Rental car drivers are steering clear of electric vehicles largely due to "range anxiety" — renters' fear that the battery will die before they can return the car or reach a charging station.
Slow demand is the main reason Enterprise, the biggest U.S. auto renter, has just 300 electric vehicles (EVs) in its fleet. That is 40 percent below a target it set in 2010 when it ordered 500 of Nissan's electric Leafs, Lee Broughton, head of sustainability at Enterprise, told Bloomberg.
"Range anxiety makes [renters] think they can't get to a charging station," he said.
Hertz said in 2010 that it would have from 500 to 1,000 EVs in its fleet by 2011, including the Leaf and GM's Chevrolet Volt. It has fallen short of that due to lower than expected customer demand, said spokeswoman Paula Rivera.
Most EVs run out of battery power in less than 100 miles.
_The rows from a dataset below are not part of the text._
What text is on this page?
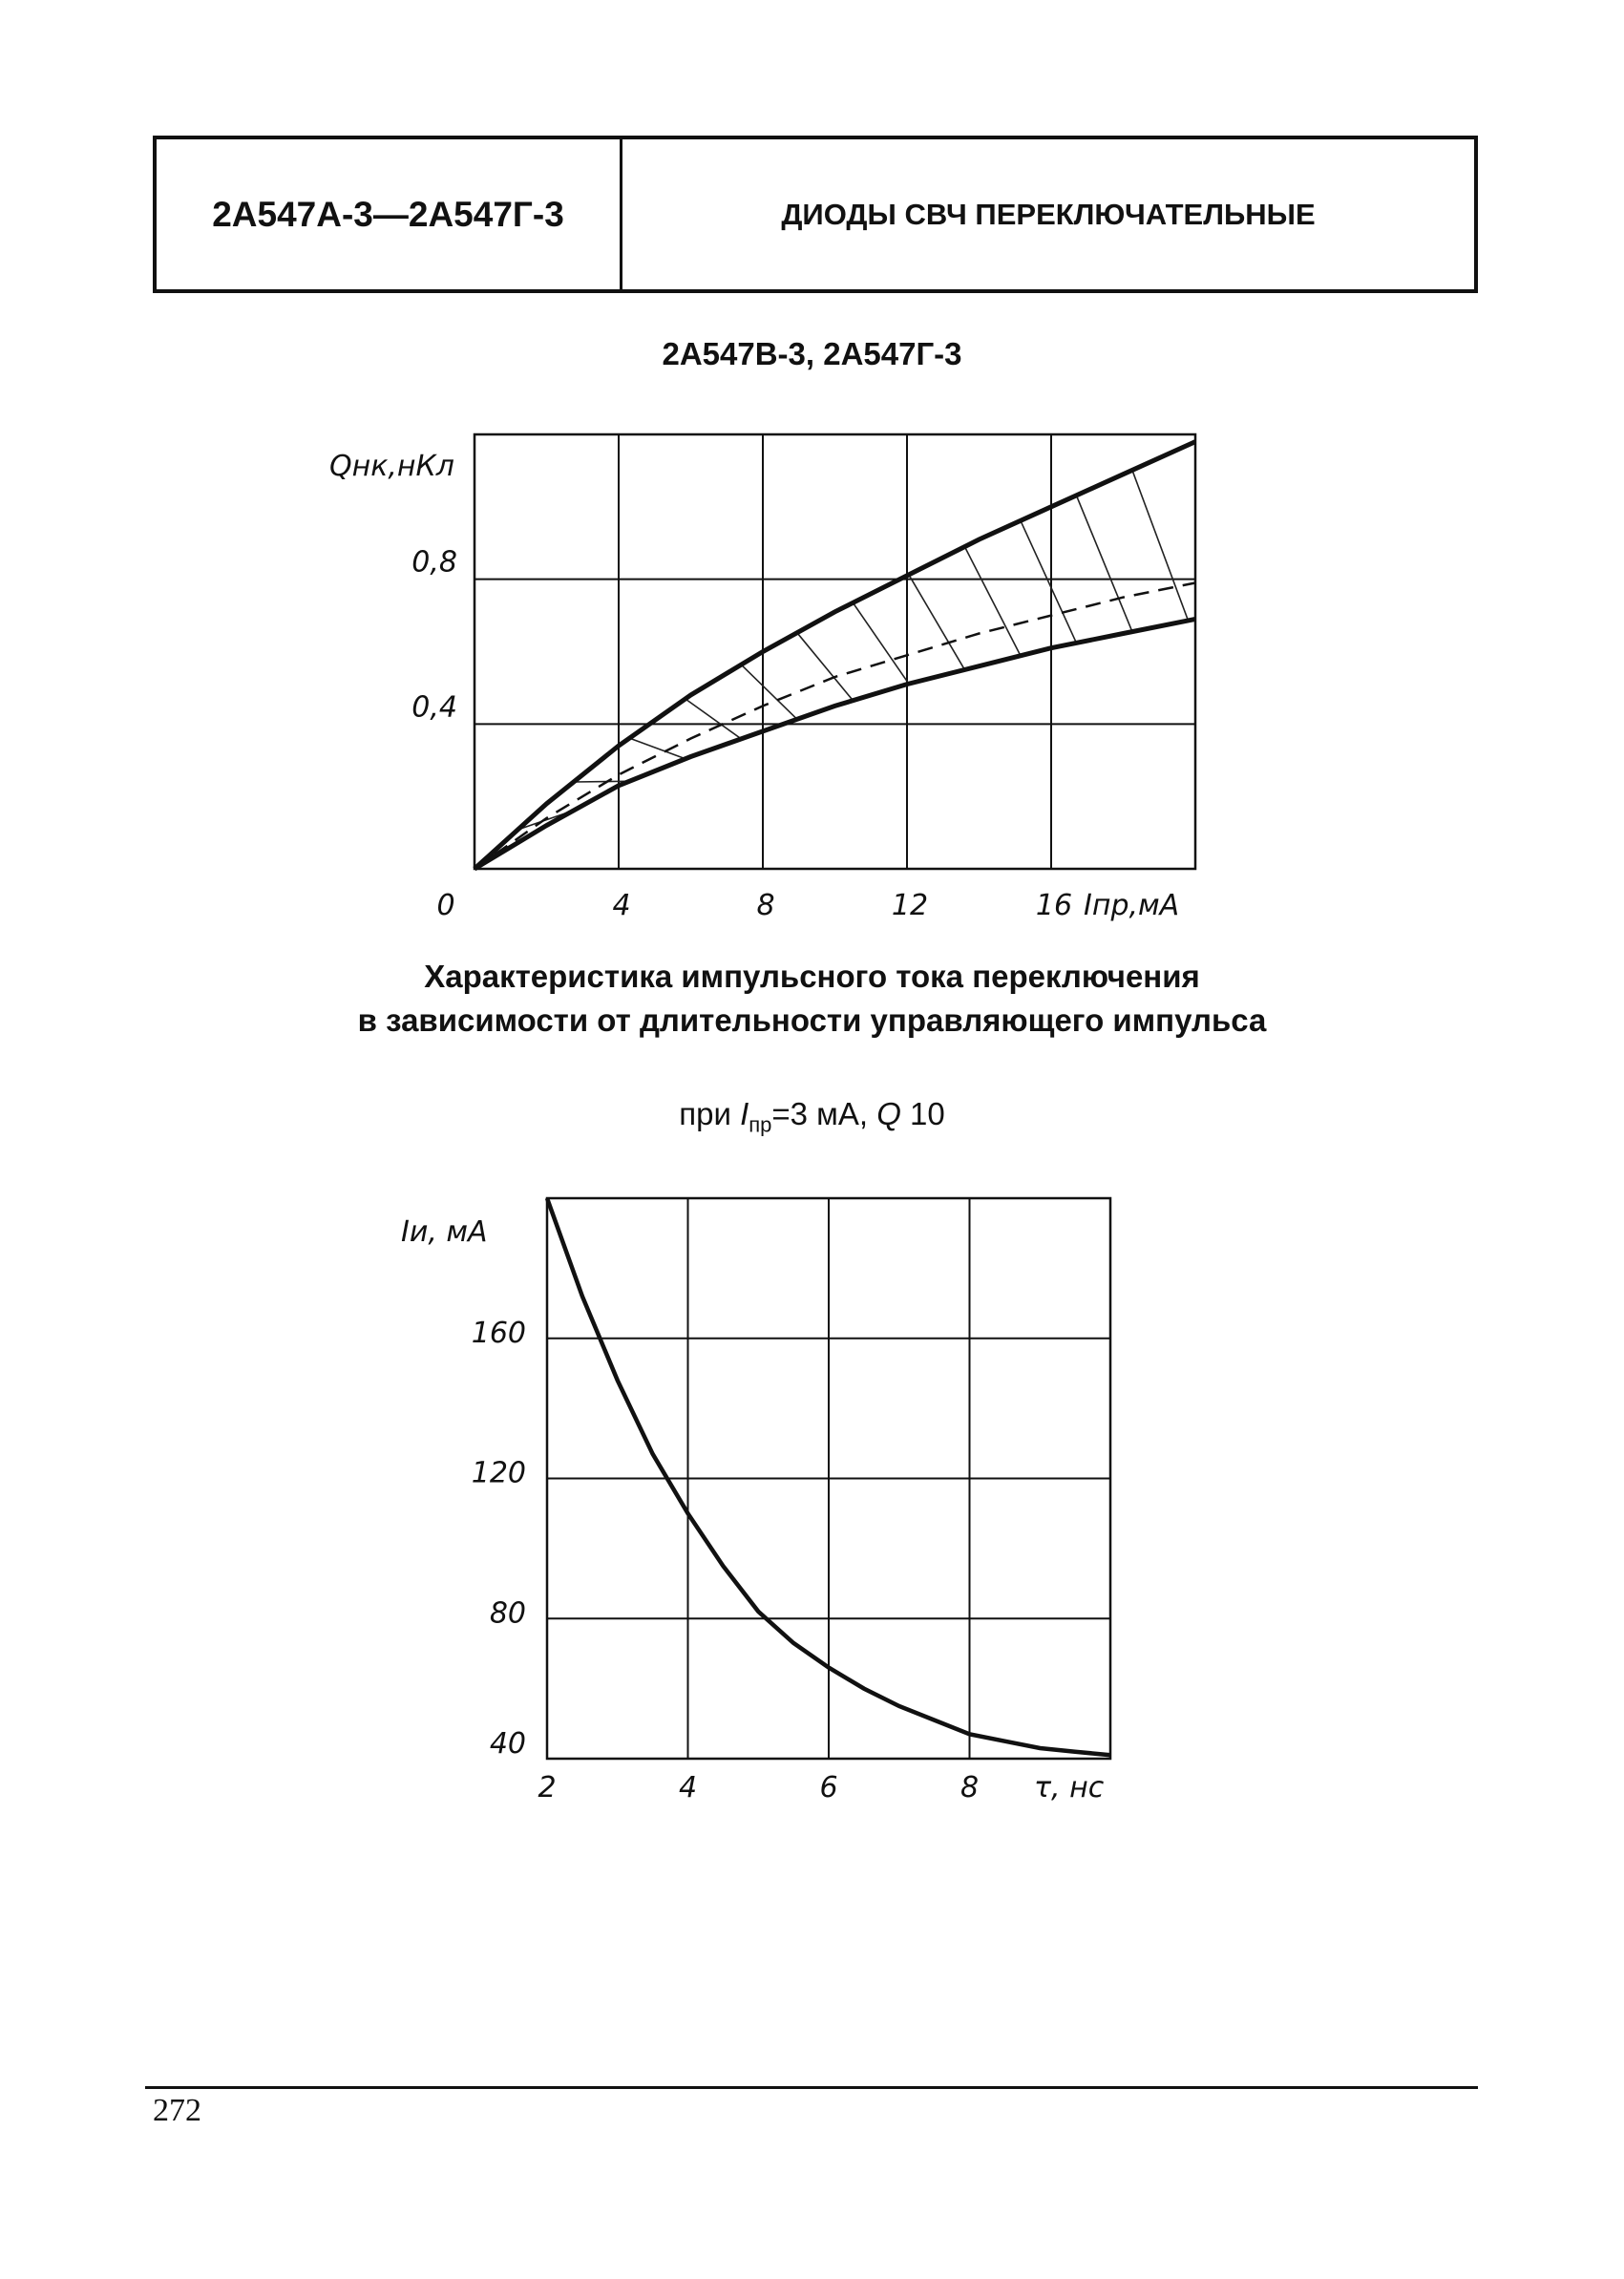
2А547А-3—2А547Г-3	ДИОДЫ СВЧ ПЕРЕКЛЮЧАТЕЛЬНЫЕ
2А547В-3, 2А547Г-3
0	4	8	12	16
0,4
0,8
Iпр,мА
Qнк,нКл
Характеристика импульсного тока переключения
в зависимости от длительности управляющего импульса
при $I_{пр}=3$ мА, Q 10
2	4	6	8
40
80
120
160
τ, нс
Iи, мА
272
The Leaf models in Enterprise's fleet are expected to go about 75 miles before needing a charge.
Tesla's Model S has a maximum range of about 300 miles, but it rents at Enterprise for $300 to $500 a day — about 10 times the cost of renting a Leaf.
"It's fairly clear that we are going to need a bigger range battery at an affordable price at some point for EVs to take off," said Broughton.
Sales of EVs have also been sluggish. About 140,000 plug-in EVs are on American roads, well short of President Barack Obama's original goal of 1 million by 2015.
GM sold approximately 23,000 Volts last year, a small fraction of the millions of vehicles sold, despite a $7,500 federal tax credit. Nissan reportedly sold less than 10,000 of its electric Leaf models.
The Washington Times called the Volt "the Obamacar" and observed: "The Chevy Volt is a classic tale of top-down thinking, the story of subsidy, crony engineering and rejection by the market. The Volt is the president's economic policy on four wheels."